The cereal company Kellogg’s was also very focused on innovation at the time. It had recently released a successful cereal bar product and was keen to see if it could spread further outside the cereal aisle. So, when Kellogg’s approached Shosanya with a new waffle-like savoury snack, he was open to the experiment. He decided to put the snack in the cereal aisle alongside existing Kellogg’s products like cornflakes and Coco Pops because of the high foot traffic.
However, consumers just weren’t ready for a savoury Kellogg’s snack. “It failed miserably,” Shosanya says. “Not only did it fail in our business, it failed everywhere they tried it.”
His placement strategy meant Sainsbury’s took a big hit. Shosanya says he had become caught up in Kellogg’s enthusiasm: “They had spent a lot of time and a lot of money developing this product and everyone was so bullish.”
The product’s failure took Shosanya’s team by surprise and they had no planned response ready. “We panicked,” he says. “For a period of time, we did nothing, because doing nothing was easier than doing something, then we had a series of hare-brained ideas.”
Pressure from senior management soon followed, which prompted Shosanya’s team to make a quick, rash move instead of carefully managing the product’s exit. In the end, the answer came from a group of specialists who worked in parallel importing: Kellogg’s snack product was moved to a central location within the Sainsbury’s network and then picked up by a third party who took it offshore.
The key lesson from his mistake, Shosanya says, is that it’s important to consider the alternatives to each action. ‘Plan B’ needs to be in place, and to be as effective as ‘Plan A’.
The mistake was compounded by the team which was working to solve it. Sometimes it’s important to remove yourself from a problem to create space around it, Shosanya says: “Our thinking was limited and we were too close to the problem.”

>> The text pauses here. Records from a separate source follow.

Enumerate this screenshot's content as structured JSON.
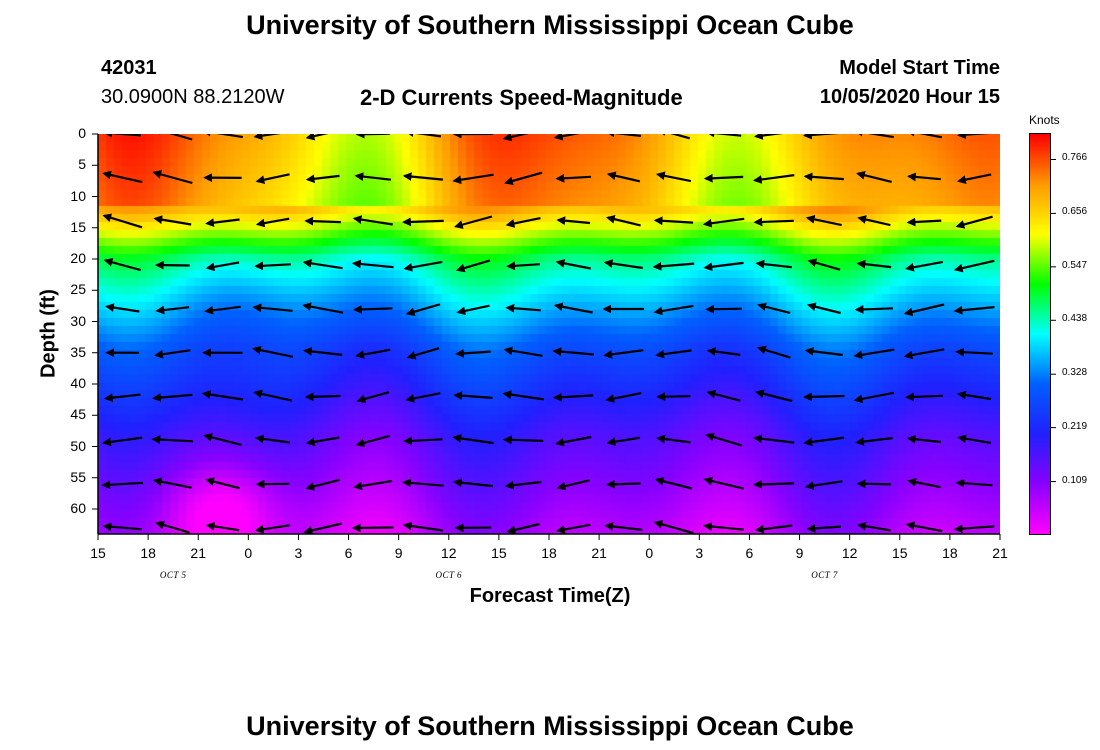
{
  "chart_data": {
    "type": "heatmap",
    "title": "University of Southern Mississippi Ocean Cube",
    "subtitle": "2-D Currents Speed-Magnitude",
    "footer_title": "University of Southern Mississippi Ocean Cube",
    "station": "42031",
    "location": "30.0900N 88.2120W",
    "model_start_label": "Model Start Time",
    "model_start_value": "10/05/2020 Hour 15",
    "xlabel": "Forecast Time(Z)",
    "ylabel": "Depth (ft)",
    "x_ticks": [
      "15",
      "18",
      "21",
      "0",
      "3",
      "6",
      "9",
      "12",
      "15",
      "18",
      "21",
      "0",
      "3",
      "6",
      "9",
      "12",
      "15",
      "18",
      "21"
    ],
    "x_range_hours": [
      0,
      54
    ],
    "dates": [
      {
        "label": "OCT 5",
        "hour": 4.5
      },
      {
        "label": "OCT 6",
        "hour": 21
      },
      {
        "label": "OCT 7",
        "hour": 43.5
      }
    ],
    "y_ticks": [
      "0",
      "5",
      "10",
      "15",
      "20",
      "25",
      "30",
      "35",
      "40",
      "45",
      "50",
      "55",
      "60"
    ],
    "y_range_ft": [
      0,
      64
    ],
    "colorbar_unit": "Knots",
    "colorbar_range": [
      0.0,
      0.82
    ],
    "colorbar_ticks": [
      "0.766",
      "0.656",
      "0.547",
      "0.438",
      "0.328",
      "0.219",
      "0.109"
    ],
    "colorbar_tick_values": [
      0.766,
      0.656,
      0.547,
      0.438,
      0.328,
      0.219,
      0.109
    ],
    "vector_hours": [
      1.5,
      4.5,
      7.5,
      10.5,
      13.5,
      16.5,
      19.5,
      22.5,
      25.5,
      28.5,
      31.5,
      34.5,
      37.5,
      40.5,
      43.5,
      46.5,
      49.5,
      52.5
    ],
    "vector_depths_ft": [
      0,
      7,
      14,
      21,
      28,
      35,
      42,
      49,
      56,
      63
    ],
    "vector_direction_note": "Arrows point predominantly westward (toward smaller x) with slight tilts."
  },
  "colors": {
    "background": "#ffffff",
    "arrow": "#000000",
    "colormap": [
      "#ff00ff",
      "#8a00ff",
      "#2020ff",
      "#0060ff",
      "#00ffff",
      "#00ff00",
      "#ffff00",
      "#ff9900",
      "#ff0000"
    ]
  }
}
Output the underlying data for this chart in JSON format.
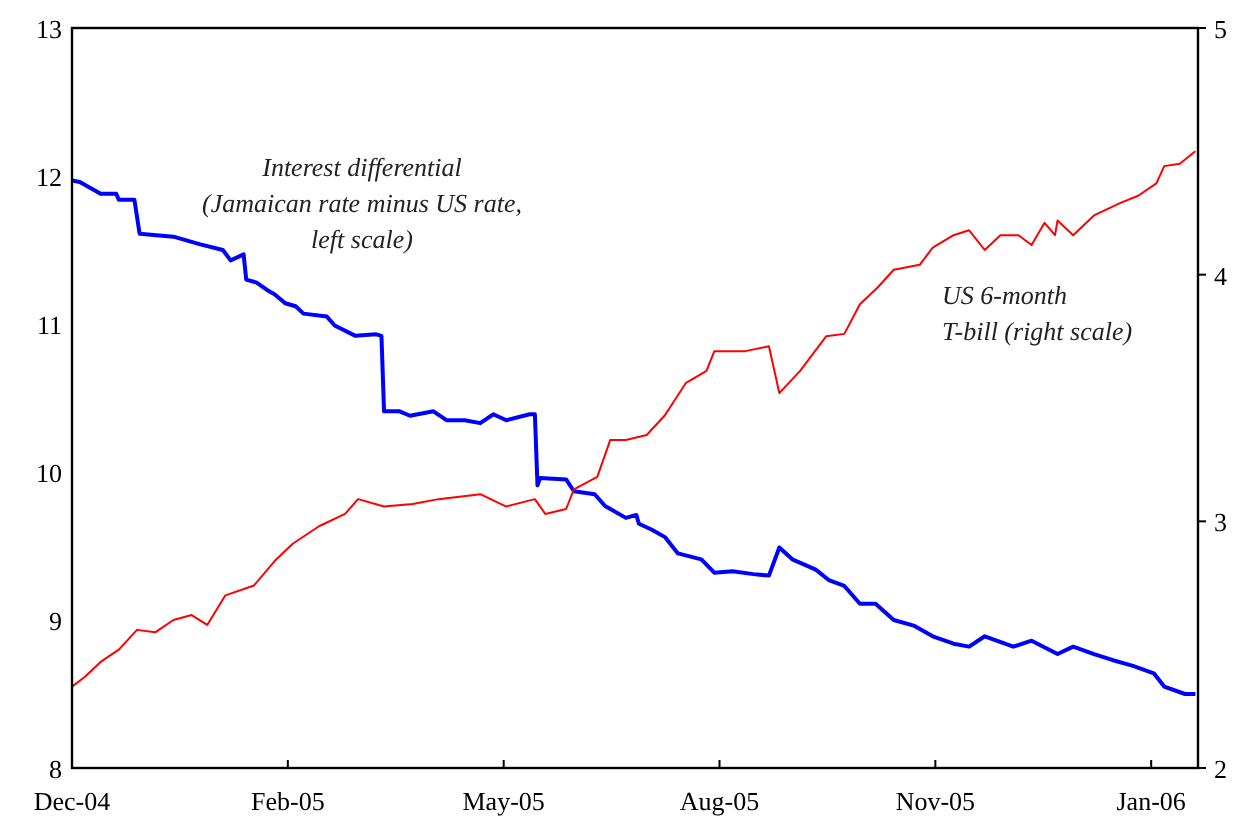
{
  "chart_data": {
    "type": "line",
    "grid": false,
    "xlim": [
      "2004-12-07",
      "2006-02-13"
    ],
    "xticks": [
      {
        "value": "2004-12-07",
        "label": "Dec-04"
      },
      {
        "value": "2005-02-28",
        "label": "Feb-05"
      },
      {
        "value": "2005-05-22",
        "label": "May-05"
      },
      {
        "value": "2005-08-13",
        "label": "Aug-05"
      },
      {
        "value": "2005-11-04",
        "label": "Nov-05"
      },
      {
        "value": "2006-01-26",
        "label": "Jan-06"
      }
    ],
    "ylim": [
      8,
      13
    ],
    "yticks": [
      8,
      9,
      10,
      11,
      12,
      13
    ],
    "y2lim": [
      2,
      5
    ],
    "y2ticks": [
      2,
      3,
      4,
      5
    ],
    "series": [
      {
        "name": "Interest differential\n(Jamaican rate minus US rate,\nleft scale)",
        "color": "#0000ff",
        "axis": "y",
        "x": [
          "2004-12-07",
          "2004-12-10",
          "2004-12-18",
          "2004-12-24",
          "2004-12-25",
          "2004-12-31",
          "2005-01-02",
          "2005-01-15",
          "2005-01-25",
          "2005-02-03",
          "2005-02-06",
          "2005-02-11",
          "2005-02-12",
          "2005-02-16",
          "2005-02-20",
          "2005-02-23",
          "2005-02-27",
          "2005-03-03",
          "2005-03-06",
          "2005-03-15",
          "2005-03-18",
          "2005-03-26",
          "2005-04-03",
          "2005-04-05",
          "2005-04-06",
          "2005-04-12",
          "2005-04-16",
          "2005-04-25",
          "2005-04-30",
          "2005-05-07",
          "2005-05-13",
          "2005-05-18",
          "2005-05-23",
          "2005-06-01",
          "2005-06-03",
          "2005-06-04",
          "2005-06-05",
          "2005-06-15",
          "2005-06-18",
          "2005-06-26",
          "2005-06-30",
          "2005-07-08",
          "2005-07-12",
          "2005-07-13",
          "2005-07-18",
          "2005-07-23",
          "2005-07-28",
          "2005-08-06",
          "2005-08-11",
          "2005-08-18",
          "2005-08-26",
          "2005-09-01",
          "2005-09-05",
          "2005-09-10",
          "2005-09-19",
          "2005-09-24",
          "2005-09-30",
          "2005-10-06",
          "2005-10-12",
          "2005-10-19",
          "2005-10-27",
          "2005-11-03",
          "2005-11-11",
          "2005-11-17",
          "2005-11-23",
          "2005-12-04",
          "2005-12-11",
          "2005-12-21",
          "2005-12-27",
          "2006-01-04",
          "2006-01-11",
          "2006-01-19",
          "2006-01-27",
          "2006-01-31",
          "2006-02-08",
          "2006-02-12"
        ],
        "values": [
          11.97,
          11.96,
          11.88,
          11.88,
          11.84,
          11.84,
          11.61,
          11.59,
          11.54,
          11.5,
          11.43,
          11.47,
          11.3,
          11.28,
          11.23,
          11.2,
          11.14,
          11.12,
          11.07,
          11.05,
          10.99,
          10.92,
          10.93,
          10.92,
          10.41,
          10.41,
          10.38,
          10.41,
          10.35,
          10.35,
          10.33,
          10.39,
          10.35,
          10.39,
          10.39,
          9.91,
          9.96,
          9.95,
          9.87,
          9.85,
          9.77,
          9.69,
          9.71,
          9.65,
          9.61,
          9.56,
          9.45,
          9.41,
          9.32,
          9.33,
          9.31,
          9.3,
          9.49,
          9.41,
          9.34,
          9.27,
          9.23,
          9.11,
          9.11,
          9.0,
          8.96,
          8.89,
          8.84,
          8.82,
          8.89,
          8.82,
          8.86,
          8.77,
          8.82,
          8.77,
          8.73,
          8.69,
          8.64,
          8.55,
          8.5,
          8.5
        ]
      },
      {
        "name": "US 6-month\nT-bill (right scale)",
        "color": "#ff0000",
        "axis": "y2",
        "x": [
          "2004-12-07",
          "2004-12-12",
          "2004-12-18",
          "2004-12-25",
          "2005-01-01",
          "2005-01-08",
          "2005-01-15",
          "2005-01-22",
          "2005-01-28",
          "2005-02-04",
          "2005-02-15",
          "2005-02-23",
          "2005-03-02",
          "2005-03-12",
          "2005-03-22",
          "2005-03-27",
          "2005-04-06",
          "2005-04-17",
          "2005-04-27",
          "2005-05-13",
          "2005-05-23",
          "2005-06-03",
          "2005-06-07",
          "2005-06-15",
          "2005-06-18",
          "2005-06-27",
          "2005-07-02",
          "2005-07-08",
          "2005-07-16",
          "2005-07-23",
          "2005-07-31",
          "2005-08-08",
          "2005-08-11",
          "2005-08-23",
          "2005-09-01",
          "2005-09-05",
          "2005-09-13",
          "2005-09-23",
          "2005-09-30",
          "2005-10-06",
          "2005-10-13",
          "2005-10-19",
          "2005-10-29",
          "2005-11-03",
          "2005-11-11",
          "2005-11-17",
          "2005-11-23",
          "2005-11-29",
          "2005-12-06",
          "2005-12-11",
          "2005-12-16",
          "2005-12-20",
          "2005-12-21",
          "2005-12-27",
          "2006-01-04",
          "2006-01-14",
          "2006-01-21",
          "2006-01-28",
          "2006-01-31",
          "2006-02-06",
          "2006-02-12"
        ],
        "values": [
          2.33,
          2.37,
          2.43,
          2.48,
          2.56,
          2.55,
          2.6,
          2.62,
          2.58,
          2.7,
          2.74,
          2.84,
          2.91,
          2.98,
          3.03,
          3.09,
          3.06,
          3.07,
          3.09,
          3.11,
          3.06,
          3.09,
          3.03,
          3.05,
          3.13,
          3.18,
          3.33,
          3.33,
          3.35,
          3.43,
          3.56,
          3.61,
          3.69,
          3.69,
          3.71,
          3.52,
          3.61,
          3.75,
          3.76,
          3.88,
          3.95,
          4.02,
          4.04,
          4.11,
          4.16,
          4.18,
          4.1,
          4.16,
          4.16,
          4.12,
          4.21,
          4.16,
          4.22,
          4.16,
          4.24,
          4.29,
          4.32,
          4.37,
          4.44,
          4.45,
          4.5
        ]
      }
    ]
  }
}
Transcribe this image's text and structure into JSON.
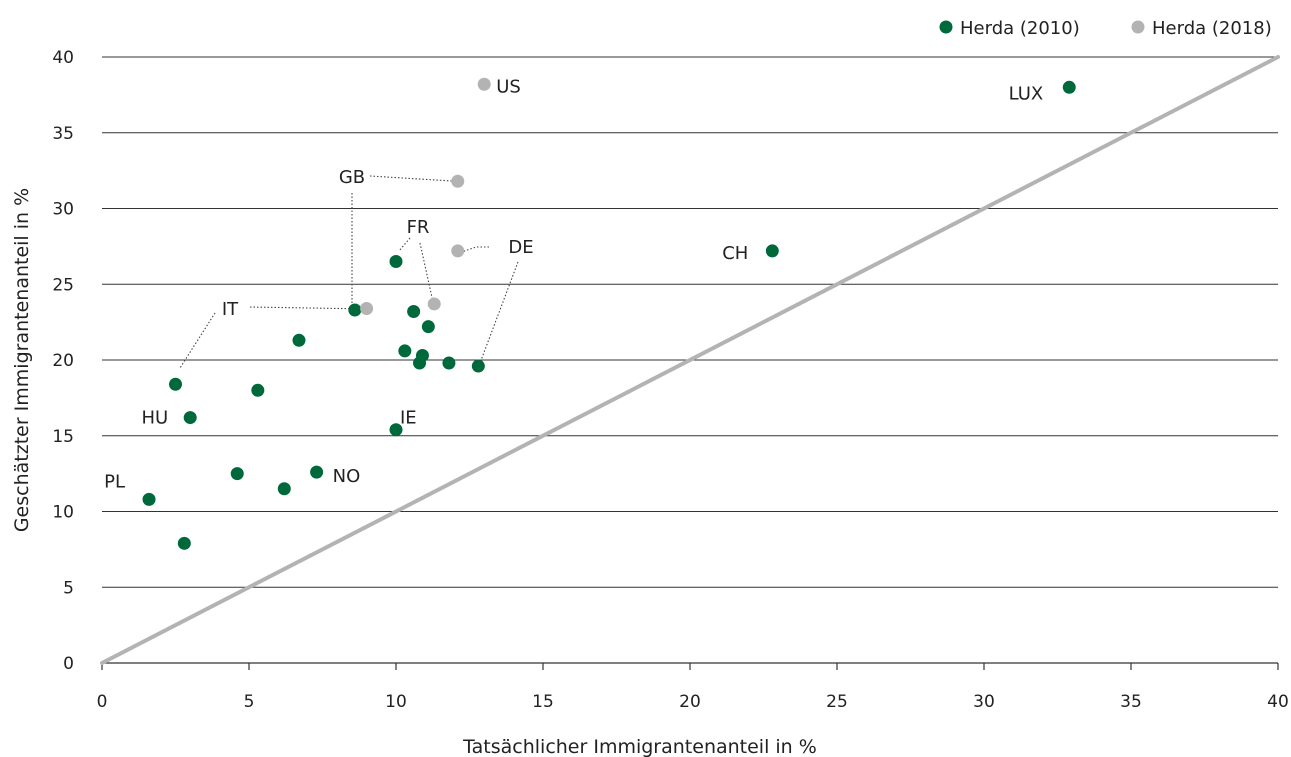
{
  "chart_data": {
    "type": "scatter",
    "xlabel": "Tatsächlicher Immigrantenanteil in %",
    "ylabel": "Geschätzter Immigrantenanteil in %",
    "xlim": [
      0,
      40
    ],
    "ylim": [
      0,
      40
    ],
    "x_ticks": [
      "0",
      "5",
      "10",
      "15",
      "20",
      "25",
      "30",
      "35",
      "40"
    ],
    "y_ticks": [
      "0",
      "5",
      "10",
      "15",
      "20",
      "25",
      "30",
      "35",
      "40"
    ],
    "grid": "horizontal",
    "legend_position": "top-right",
    "reference_line": {
      "type": "diagonal",
      "from": [
        0,
        0
      ],
      "to": [
        40,
        40
      ],
      "color": "#b3b3b3"
    },
    "series": [
      {
        "name": "Herda (2010)",
        "color": "#00693c",
        "points": [
          {
            "x": 1.6,
            "y": 10.8,
            "label": "PL"
          },
          {
            "x": 2.8,
            "y": 7.9
          },
          {
            "x": 2.5,
            "y": 18.4
          },
          {
            "x": 3.0,
            "y": 16.2,
            "label": "HU"
          },
          {
            "x": 4.6,
            "y": 12.5
          },
          {
            "x": 5.3,
            "y": 18.0
          },
          {
            "x": 6.2,
            "y": 11.5
          },
          {
            "x": 6.7,
            "y": 21.3
          },
          {
            "x": 7.3,
            "y": 12.6,
            "label": "NO"
          },
          {
            "x": 8.6,
            "y": 23.3
          },
          {
            "x": 10.0,
            "y": 26.5
          },
          {
            "x": 10.0,
            "y": 15.4,
            "label": "IE"
          },
          {
            "x": 10.3,
            "y": 20.6
          },
          {
            "x": 10.6,
            "y": 23.2
          },
          {
            "x": 10.8,
            "y": 19.8
          },
          {
            "x": 10.9,
            "y": 20.3
          },
          {
            "x": 11.1,
            "y": 22.2
          },
          {
            "x": 11.8,
            "y": 19.8
          },
          {
            "x": 12.8,
            "y": 19.6
          },
          {
            "x": 22.8,
            "y": 27.2,
            "label": "CH"
          },
          {
            "x": 32.9,
            "y": 38.0,
            "label": "LUX"
          }
        ]
      },
      {
        "name": "Herda (2018)",
        "color": "#b3b3b3",
        "points": [
          {
            "x": 9.0,
            "y": 23.4
          },
          {
            "x": 11.3,
            "y": 23.7
          },
          {
            "x": 12.1,
            "y": 27.2
          },
          {
            "x": 12.1,
            "y": 31.8
          },
          {
            "x": 13.0,
            "y": 38.2,
            "label": "US"
          }
        ]
      }
    ],
    "callouts": [
      {
        "label": "GB"
      },
      {
        "label": "FR"
      },
      {
        "label": "DE"
      },
      {
        "label": "IT"
      }
    ]
  }
}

“No-one ended up dead. As long as you learn from it, and you’re not in the business of repeating those errors, it ends up okay in the end.”
There was a silver lining, however – Shosanya’s personal worst-case scenario had come and gone, and he had survived. The space vacated by Kellogg’s savoury snacks even allowed him to trial a new display solution.
“No-one ended up dead,” Shosanya says. “As long as you learn from it, and you’re not in the business of repeating those errors, it ends up okay in the end.”